At a first glance, we could ask what is wrong with showing that we are committed to giving alms, praying and fasting? Jesus makes the same point about the traditional practices of Lent:
“Don’t be like the hypocrites (…). Amen. They have received their reward (...). And your Father who sees what is hidden will repay you.”
The same wording is repeated three times for each practice: giving alms, praying and fasting. Hypocrisy seems to be key in his representation of these three traditional practices as something that must not be tolerated. Why? Well, because in Jesus’ understanding it is linked to vanity, and the desire of the Pharisees to be admired. It is status anxiety that leads them to hold in high esteem the appearance of what they are doing, and the admiration they get from others for appearing to do it, more than the activity itself. There is a serious lack of authenticity in their practice, a complete absence of spirituality, which becomes odious when they do it only for show.
Instead, Jesus directs us to listen to his Word with the eyes of our heart wide open. “When you are trying to be good” -and commit yourself to social transformation- “don’t make a performance out of it.” (The Message, by Eugene Pettersen) Jesus seems to suggest that the first step of our spiritual journey is: get your ego out of the way. Our negative thoughts and feelings are the dross that clutter our hearts and minds. Perhaps what Jesus wants to tell us is: “Don’t throw yourself into charity work to get social recognition, but to be compassionate toward others as God is compassionate toward you.”
When you pray, “find a quiet, secluded place so you won’t be tempted to role-play before God.” (The Message, by Eugene Pettersen) This is a call to search for silence, to find our own monastery in the world we live in. There might be someone who feels called to be a monk, like the ones I met in the monastery of Bose last week, but most of us aren’t! Therefore, we need to find our contemplative space to nurture our inner life, our one to one dialogue with God.

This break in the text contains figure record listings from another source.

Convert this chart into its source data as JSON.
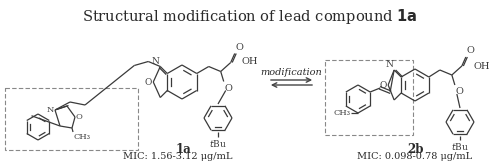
{
  "title": "Structural modification of lead compound 1a",
  "title_normal": "Structural modification of lead compound ",
  "title_bold": "1a",
  "label_1a": "1a",
  "label_2b": "2b",
  "mic_1a": "MIC: 1.56-3.12 μg/mL",
  "mic_2b": "MIC: 0.098-0.78 μg/mL",
  "modification_text": "modification",
  "bg_color": "#ffffff",
  "text_color": "#2a2a2a",
  "struct_color": "#3a3a3a",
  "dashed_color": "#888888",
  "arrow_color": "#444444",
  "fig_width": 5.0,
  "fig_height": 1.61,
  "dpi": 100
}
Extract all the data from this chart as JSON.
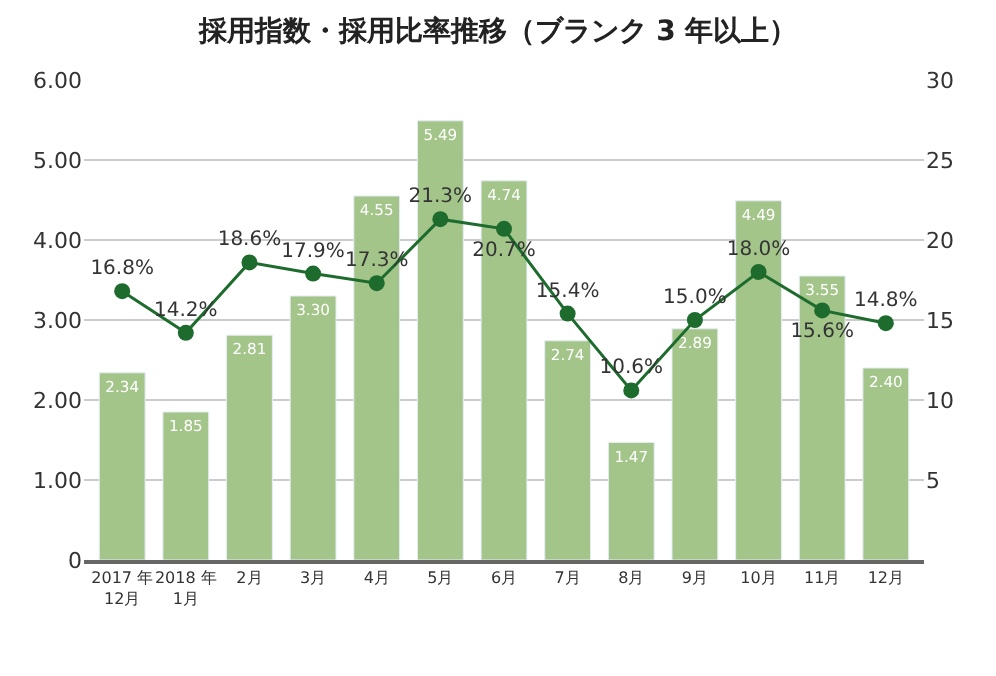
{
  "chart_data": {
    "type": "bar",
    "title": "採用指数・採用比率推移（ブランク 3 年以上）",
    "categories": [
      "2017 年\n12月",
      "2018 年\n1月",
      "2月",
      "3月",
      "4月",
      "5月",
      "6月",
      "7月",
      "8月",
      "9月",
      "10月",
      "11月",
      "12月"
    ],
    "series": [
      {
        "color": "#a3c58a",
        "values": [
          2.34,
          1.85,
          2.81,
          3.3,
          4.55,
          5.49,
          4.74,
          2.74,
          1.47,
          2.89,
          4.49,
          3.55,
          2.4
        ],
        "value_labels": [
          "2.34",
          "1.85",
          "2.81",
          "3.30",
          "4.55",
          "5.49",
          "4.74",
          "2.74",
          "1.47",
          "2.89",
          "4.49",
          "3.55",
          "2.40"
        ]
      },
      {
        "type": "line",
        "axis": "y2",
        "color": "#1e6b2e",
        "marker": "circle",
        "values": [
          16.8,
          14.2,
          18.6,
          17.9,
          17.3,
          21.3,
          20.7,
          15.4,
          10.6,
          15.0,
          18.0,
          15.6,
          14.8
        ],
        "value_labels": [
          "16.8%",
          "14.2%",
          "18.6%",
          "17.9%",
          "17.3%",
          "21.3%",
          "20.7%",
          "15.4%",
          "10.6%",
          "15.0%",
          "18.0%",
          "15.6%",
          "14.8%"
        ]
      }
    ],
    "ylim": [
      0,
      6
    ],
    "yticks": [
      {
        "value": 0,
        "label": "0"
      },
      {
        "value": 1,
        "label": "1.00"
      },
      {
        "value": 2,
        "label": "2.00"
      },
      {
        "value": 3,
        "label": "3.00"
      },
      {
        "value": 4,
        "label": "4.00"
      },
      {
        "value": 5,
        "label": "5.00"
      },
      {
        "value": 6,
        "label": "6.00"
      }
    ],
    "y2lim": [
      0,
      30
    ],
    "y2ticks": [
      5,
      10,
      15,
      20,
      25,
      30
    ],
    "grid": "y"
  }
}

Finally, Jesus invites us to fast, which may need to be explained to make sense of its importance while we set off on our spiritual journey to Easter. One of the things I learned from the monks is the reason why they have their lunch in silence. One of them explained to me that it is about taking our relationship with food as a metaphor for our relationship with people. That intrigued me, because I always thought that the point of having silent meals was silence! Instead, the monks gave me something to reflect on. “Look at the way we eat our food.”, they say. Sometimes we devour it, or eat voraciously as a way of freeing ourselves, almost unloading ourselves, from the tensions of a frustrating meeting, or a difficult conversation. Or perhaps, instead, we take time to taste the food that someone else has cooked for us, and we savour it. The monks made me aware of the connection between the way we relate to food and the way that we sometimes relate to people. We can devour them with our aggressiveness or savour them when we perceive them as friends. The point here is not about being moralistic about our relationships, but using fasting as spiritual awareness of them, of the way we relate to one another. In that sense awareness can lead to the spiritual healing of our relationships.
I started by saying that we are called to live our pain and suffering as spiritual events, which is certainly a challenge. In today’s Gospel Jesus gives us the means to support our spiritual journey towards Easter. Even more He shows us the way to live a life with integrity, and to fight the sin of hypocrisy first in our personal life and second in the life of our community.
In our spiritual journey towards Easter Jesus invites us to long for humility and integrity, because we have already experienced the hypocrisy that creates a false view of the world and distorts the truth. This can only lead to destruction.